Were the ancient Egyptians to revisit Thebes these days, writes Nagwa Abdel-Hamid, who knows what they would make of their descendants (and others) surveying the centuries-old necropolis in colourful hot-air balloons? Last week, in the warm winter of Luxor, photographer Mohamed Wassim and I set out to the west bank of the Nile at 5.20 in the morning, too early for anyone to want to get out of bed. Yet we were too excited to pass up the opportunity, so excited we were positively eager to wake up.
A microbus took us from the hotel to the shore, where we crossed the water from east to west in a small boat, and there, gathered around 15 rubber marvels at a conveniently central spot, we joined some 200 people, technicians and workmen as well as passengers and Balloonists -- as the balloon operators, pilot types who take their jobs more seriously than you would expect, are called -- united in the drive to compete with the birds and see the ancient world from above.

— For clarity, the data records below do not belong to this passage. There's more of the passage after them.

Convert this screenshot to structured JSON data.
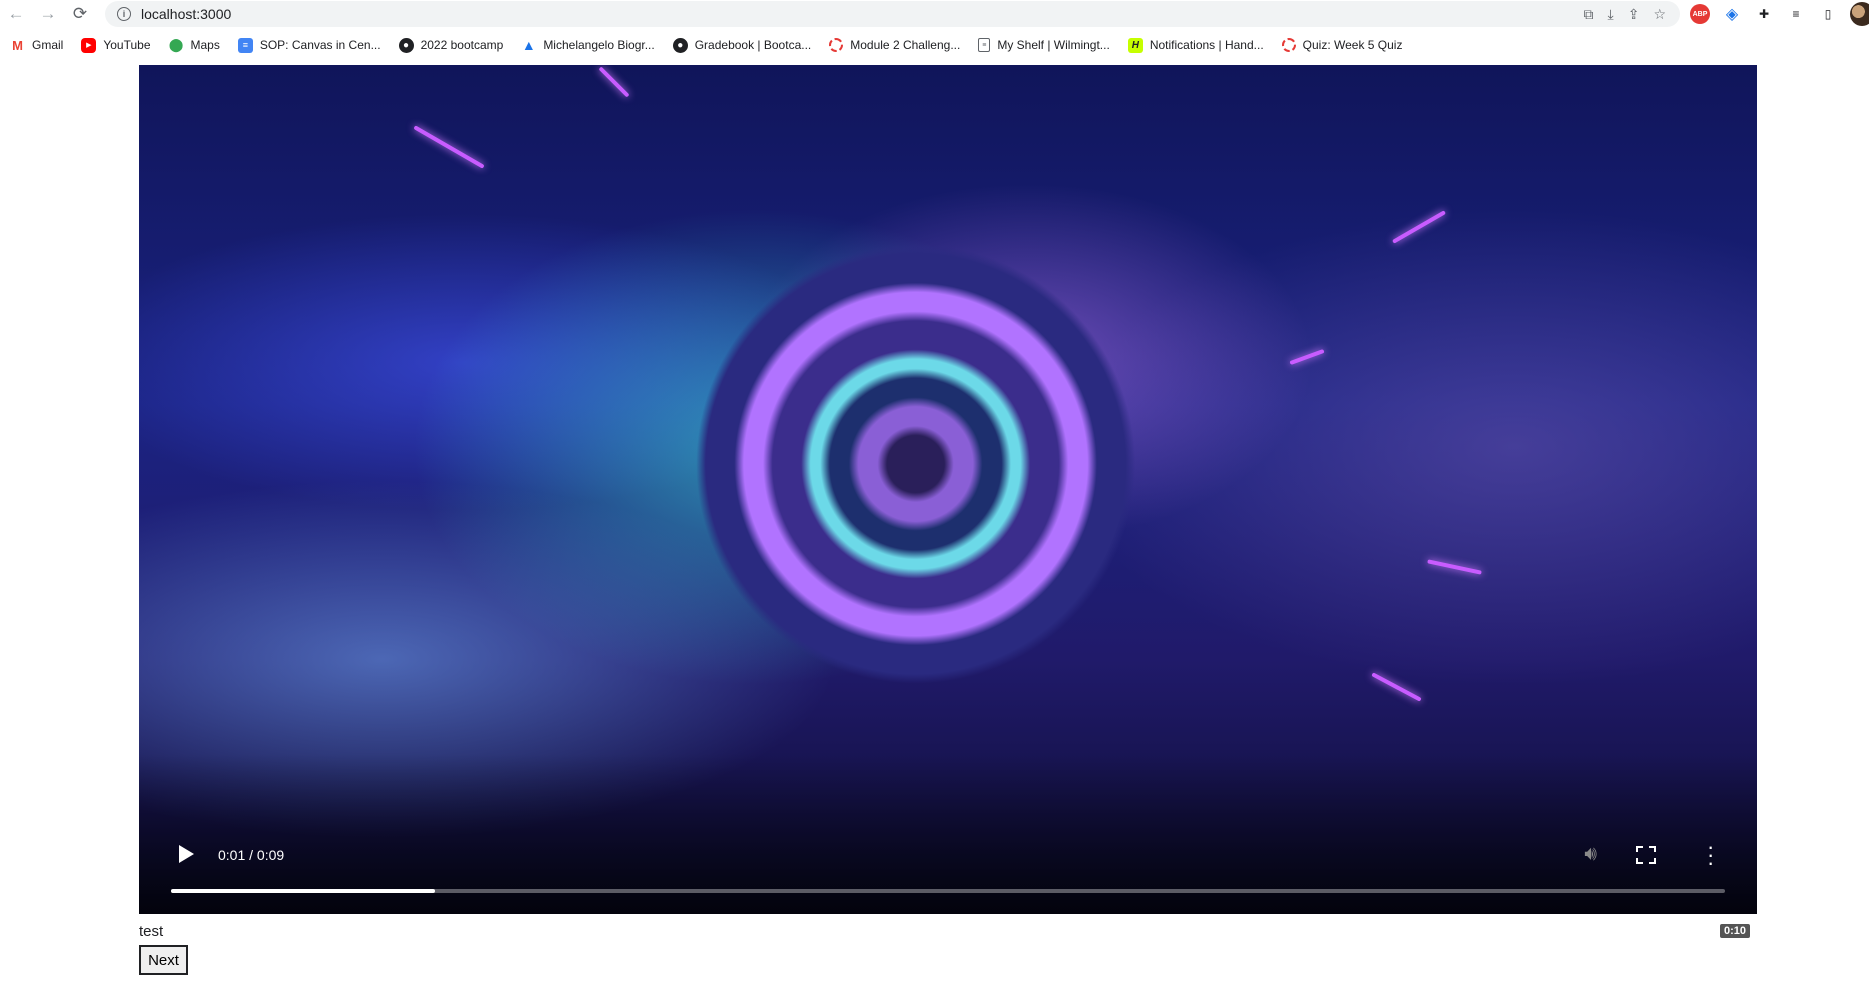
{
  "browser": {
    "url": "localhost:3000",
    "bookmarks": [
      {
        "label": "Gmail",
        "icon": "gmail-icon"
      },
      {
        "label": "YouTube",
        "icon": "youtube-icon"
      },
      {
        "label": "Maps",
        "icon": "maps-icon"
      },
      {
        "label": "SOP: Canvas in Cen...",
        "icon": "docs-icon"
      },
      {
        "label": "2022 bootcamp",
        "icon": "globe-icon"
      },
      {
        "label": "Michelangelo Biogr...",
        "icon": "triangle-icon"
      },
      {
        "label": "Gradebook | Bootca...",
        "icon": "globe-icon"
      },
      {
        "label": "Module 2 Challeng...",
        "icon": "ring-icon"
      },
      {
        "label": "My Shelf | Wilmingt...",
        "icon": "page-icon"
      },
      {
        "label": "Notifications | Hand...",
        "icon": "handshake-icon"
      },
      {
        "label": "Quiz: Week 5 Quiz",
        "icon": "ring-icon"
      }
    ]
  },
  "video": {
    "time_display": "0:01 / 0:09",
    "progress_fraction": 0.17,
    "state": "paused"
  },
  "page": {
    "caption": "test",
    "duration_badge": "0:10",
    "next_label": "Next"
  }
}
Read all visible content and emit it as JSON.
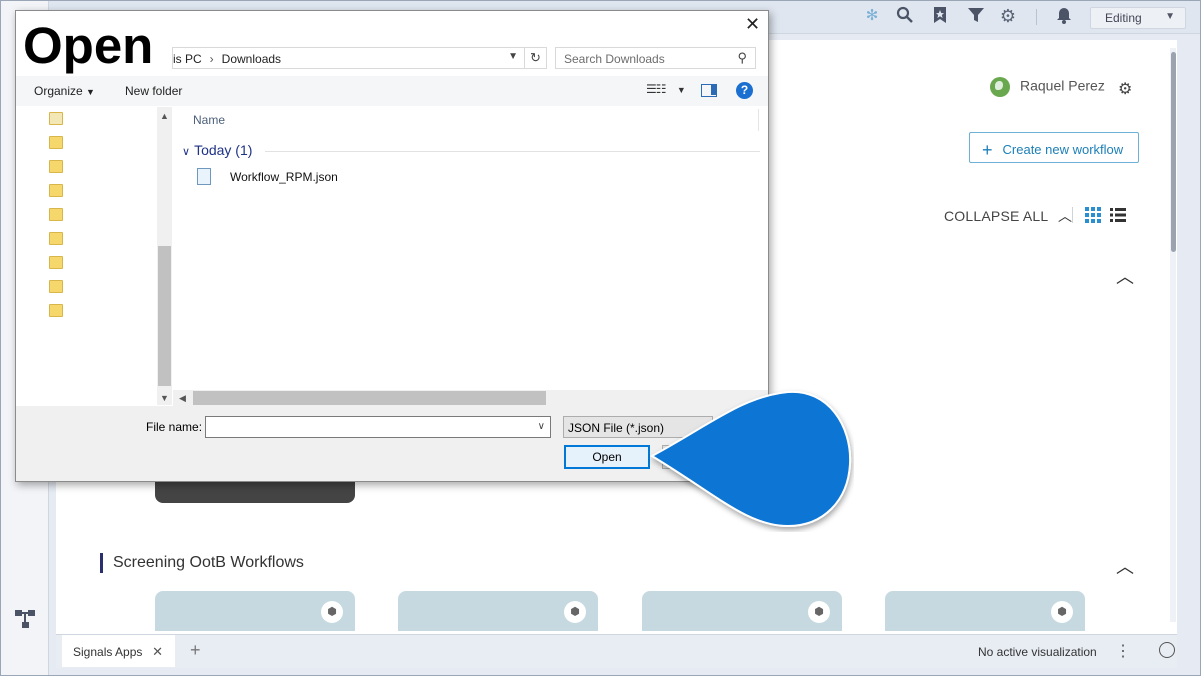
{
  "topbar": {
    "icons": [
      "settings-dots-icon",
      "search-icon",
      "bookmark-star-icon",
      "filter-icon",
      "gear-icon",
      "bell-icon"
    ],
    "mode_select": "Editing"
  },
  "main": {
    "user_name": "Raquel Perez",
    "create_workflow_label": "Create new workflow",
    "collapse_all_label": "COLLAPSE ALL",
    "section_title": "Screening OotB Workflows"
  },
  "bottom_bar": {
    "tab_label": "Signals Apps",
    "status_text": "No active visualization"
  },
  "dialog": {
    "title": "Open",
    "breadcrumb": [
      "is PC",
      "Downloads"
    ],
    "search_placeholder": "Search Downloads",
    "organize_label": "Organize",
    "new_folder_label": "New folder",
    "column_name": "Name",
    "group_label": "Today (1)",
    "files": [
      "Workflow_RPM.json"
    ],
    "file_name_label": "File name:",
    "file_name_value": "",
    "file_type_filter": "JSON File (*.json)",
    "open_button_label": "Open"
  },
  "colors": {
    "accent": "#0078d7",
    "callout": "#0a74d4",
    "section_marker": "#2a2f6e",
    "create_button": "#1c7fb8"
  }
}
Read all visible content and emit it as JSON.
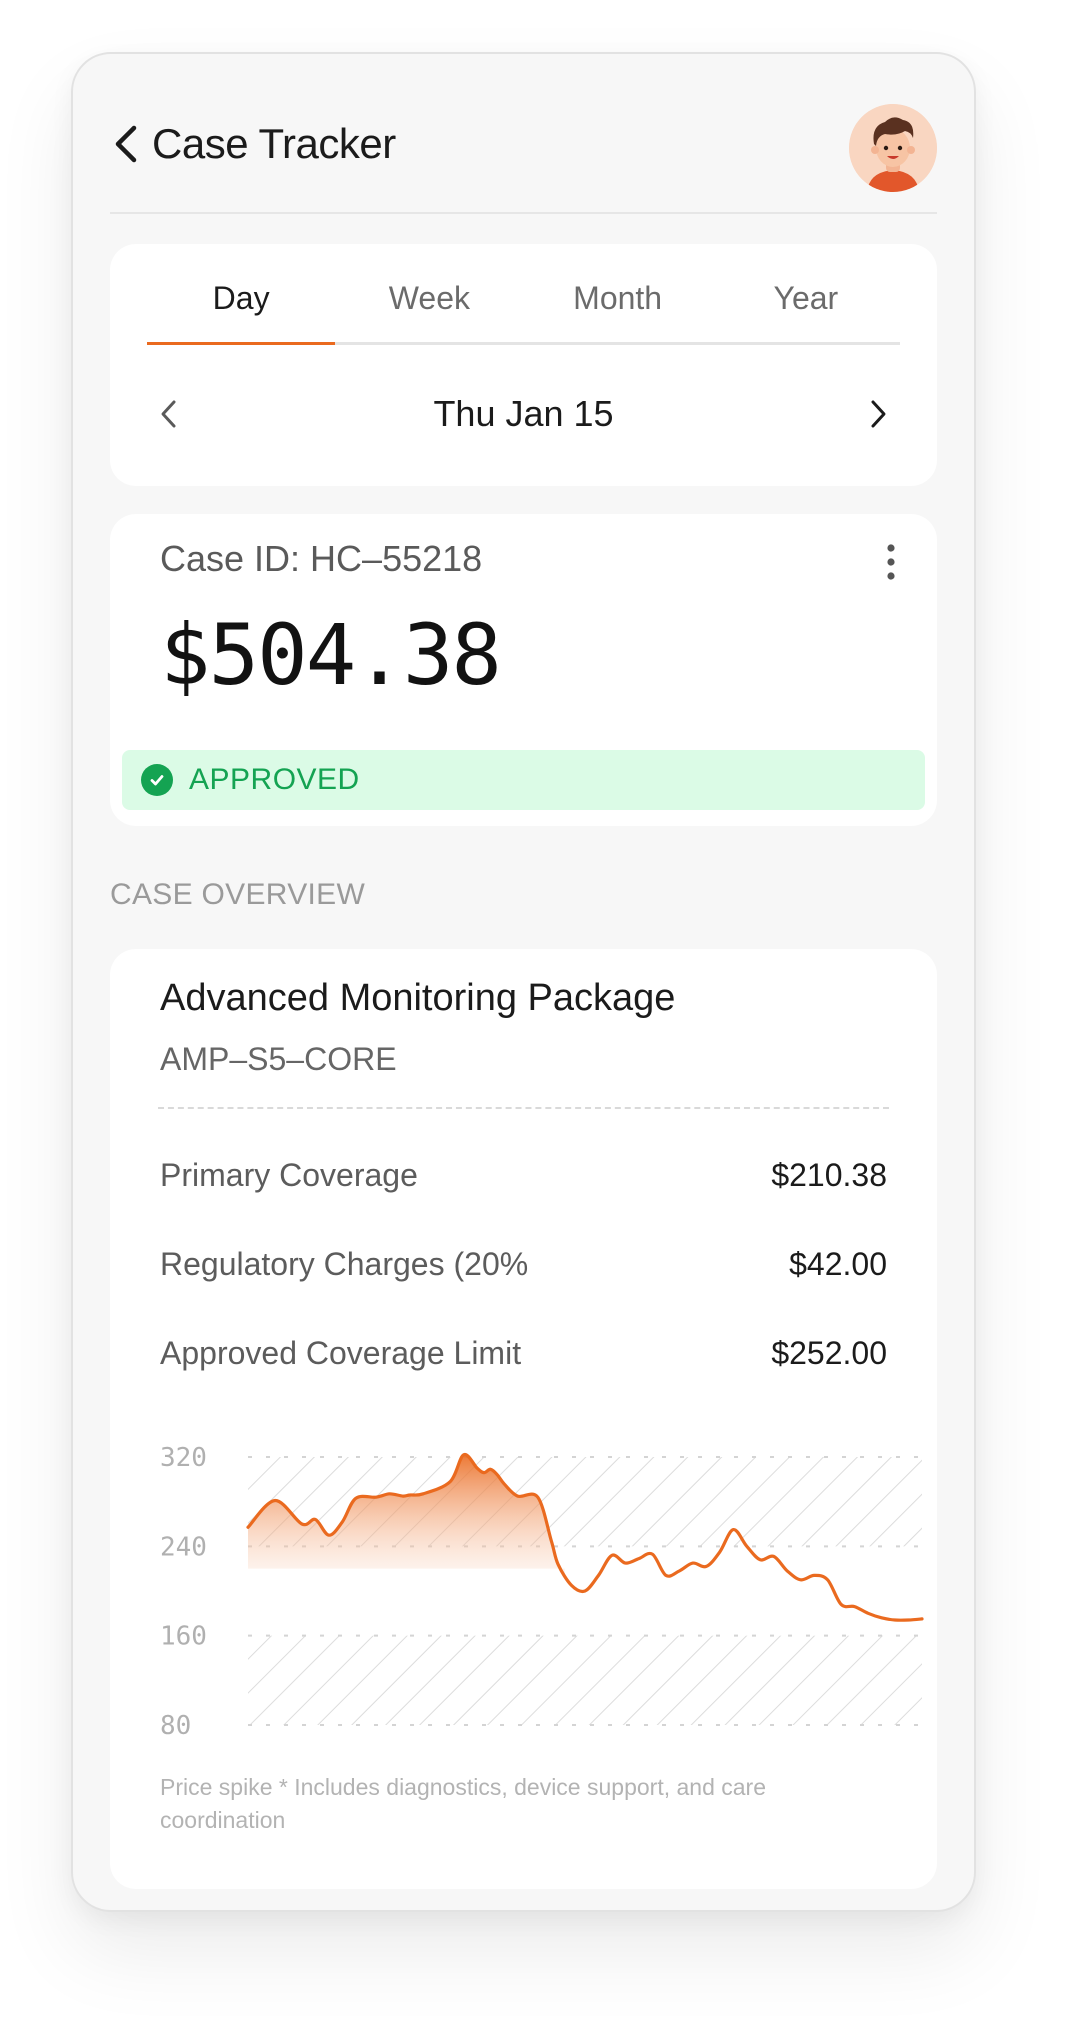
{
  "header": {
    "title": "Case Tracker",
    "back_icon": "chevron-left-icon",
    "avatar_icon": "user-avatar-icon"
  },
  "tabs": [
    {
      "label": "Day",
      "active": true
    },
    {
      "label": "Week",
      "active": false
    },
    {
      "label": "Month",
      "active": false
    },
    {
      "label": "Year",
      "active": false
    }
  ],
  "date_nav": {
    "date": "Thu Jan 15",
    "prev_icon": "chevron-left-icon",
    "next_icon": "chevron-right-icon"
  },
  "case": {
    "id_label": "Case ID: HC–55218",
    "amount": "$504.38",
    "status": "APPROVED",
    "status_color": "#14a352",
    "status_bg": "#dbfbe6"
  },
  "overview": {
    "section_label": "CASE OVERVIEW",
    "package_name": "Advanced Monitoring Package",
    "package_code": "AMP–S5–CORE",
    "rows": [
      {
        "label": "Primary Coverage",
        "value": "$210.38"
      },
      {
        "label": "Regulatory Charges (20%",
        "value": "$42.00"
      },
      {
        "label": "Approved Coverage Limit",
        "value": "$252.00"
      }
    ],
    "note": "Price spike * Includes diagnostics, device support, and care coordination"
  },
  "accent_color": "#ea6a1f",
  "chart_data": {
    "type": "area",
    "title": "",
    "xlabel": "",
    "ylabel": "",
    "ylim": [
      80,
      320
    ],
    "yticks": [
      320,
      240,
      160,
      80
    ],
    "grid": "hatched bands 80–160 and 240–320",
    "highlight_region_x": [
      0,
      47
    ],
    "series": [
      {
        "x": [
          0,
          4,
          8,
          10,
          12,
          14,
          16,
          19,
          21,
          23,
          24,
          26,
          30,
          32,
          34,
          35,
          36,
          37,
          38,
          40,
          43,
          45,
          46,
          48,
          50,
          52,
          54,
          56,
          58,
          60,
          62,
          64,
          66,
          68,
          70,
          72,
          74,
          76,
          78,
          80,
          82,
          84,
          86,
          88,
          90,
          92,
          94,
          96,
          98,
          100
        ],
        "y": [
          257,
          281,
          260,
          264,
          250,
          262,
          283,
          284,
          287,
          285,
          286,
          287,
          298,
          322,
          310,
          306,
          309,
          304,
          296,
          285,
          284,
          245,
          224,
          205,
          200,
          214,
          232,
          225,
          229,
          233,
          214,
          218,
          225,
          222,
          235,
          255,
          240,
          228,
          231,
          218,
          210,
          214,
          210,
          188,
          186,
          180,
          176,
          174,
          174,
          175
        ]
      }
    ]
  }
}
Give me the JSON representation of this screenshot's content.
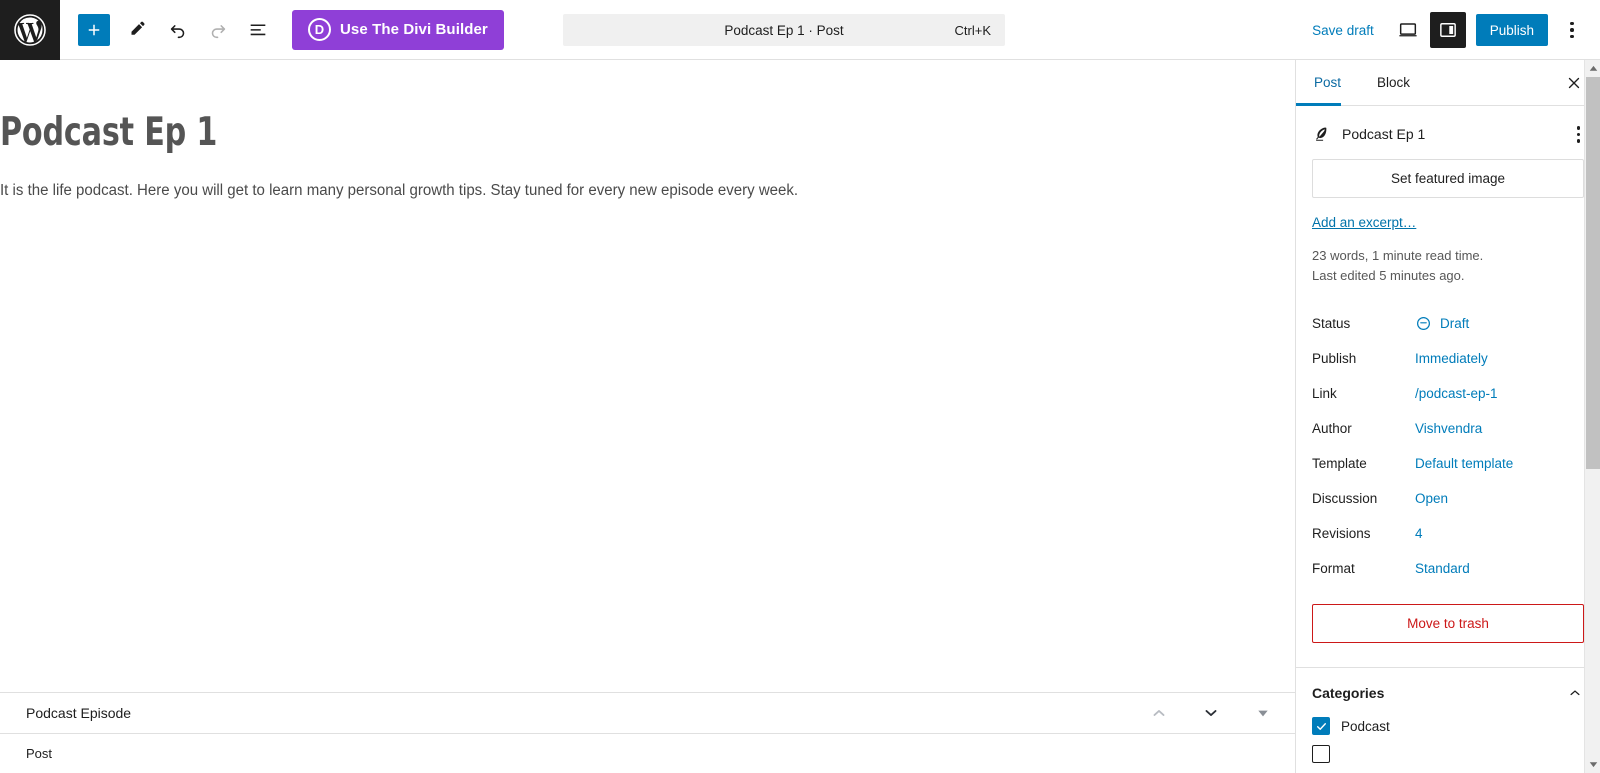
{
  "topbar": {
    "wordpress_logo_icon": "wordpress-logo",
    "add_block_label": "+",
    "tools_icon": "pencil-icon",
    "undo_icon": "undo-arrow-icon",
    "redo_icon": "redo-arrow-icon",
    "list_view_icon": "document-overview-icon",
    "divi_button_label": "Use The Divi Builder",
    "divi_badge_letter": "D",
    "divi_color": "#8f3fd7",
    "command_title": "Podcast Ep 1 · Post",
    "command_shortcut": "Ctrl+K",
    "save_draft_label": "Save draft",
    "preview_icon": "desktop-preview-icon",
    "sidebar_toggle_icon": "settings-panel-icon",
    "publish_label": "Publish",
    "options_icon": "kebab-menu-icon",
    "accent_color": "#007cba"
  },
  "editor": {
    "title": "Podcast Ep 1",
    "paragraph": "It is the life podcast. Here you will get to learn many personal growth tips. Stay tuned for every new episode every week.",
    "grammarly": {
      "assistant_icon": "lightbulb-icon",
      "logo_icon": "grammarly-g-icon",
      "brand_color": "#15a88a"
    }
  },
  "block_bar": {
    "block_name": "Podcast Episode",
    "move_up_icon": "chevron-up-icon",
    "move_down_icon": "chevron-down-icon",
    "more_icon": "caret-down-icon"
  },
  "breadcrumb": {
    "items": [
      "Post"
    ]
  },
  "sidebar": {
    "tabs": [
      {
        "label": "Post",
        "active": true
      },
      {
        "label": "Block",
        "active": false
      }
    ],
    "close_icon": "close-x-icon",
    "document": {
      "icon": "quill-pen-icon",
      "title": "Podcast Ep 1",
      "actions_icon": "kebab-menu-icon"
    },
    "featured_image_label": "Set featured image",
    "excerpt_link": "Add an excerpt…",
    "word_count_note": "23 words, 1 minute read time.",
    "last_edited_note": "Last edited 5 minutes ago.",
    "meta_rows": [
      {
        "label": "Status",
        "value": "Draft",
        "icon": "draft-status-icon"
      },
      {
        "label": "Publish",
        "value": "Immediately",
        "icon": ""
      },
      {
        "label": "Link",
        "value": "/podcast-ep-1",
        "icon": ""
      },
      {
        "label": "Author",
        "value": "Vishvendra",
        "icon": ""
      },
      {
        "label": "Template",
        "value": "Default template",
        "icon": ""
      },
      {
        "label": "Discussion",
        "value": "Open",
        "icon": ""
      },
      {
        "label": "Revisions",
        "value": "4",
        "icon": ""
      },
      {
        "label": "Format",
        "value": "Standard",
        "icon": ""
      }
    ],
    "trash_label": "Move to trash",
    "trash_color": "#cc1818",
    "categories": {
      "title": "Categories",
      "collapse_icon": "chevron-up-icon",
      "items": [
        {
          "label": "Podcast",
          "checked": true
        }
      ]
    },
    "scrollbar": {
      "up_icon": "scroll-up-arrow",
      "down_icon": "scroll-down-arrow"
    }
  }
}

The moment we leapt into our balloon came all too abruptly, and before we realised what was going on, our Balloonist Bahaaeddin Ahmed was reciting the safety instructions (my personal impression of the experience, for the record, is that it is safer than flying, driving or even, as in the case of Cairo, pedestrian transportation).
A few minutes before departure Ahmed set off a small helium-filled balloon to determine air currents and wind direction, as he explained, which helps him choose the best itinerary; it rose in seconds, quickly disappearing into the skies above. And then, the fires roared, propelling us up over 1,000 feet into the air, and we were surrounded by a foggy dark dispelled gradually by the first light. A magnificent scene: the sun rearing timidly from the east bank, warming our trembling bodies as drifts of birds started their day, with the mountain-flanked desert glittering gold and red in the distance.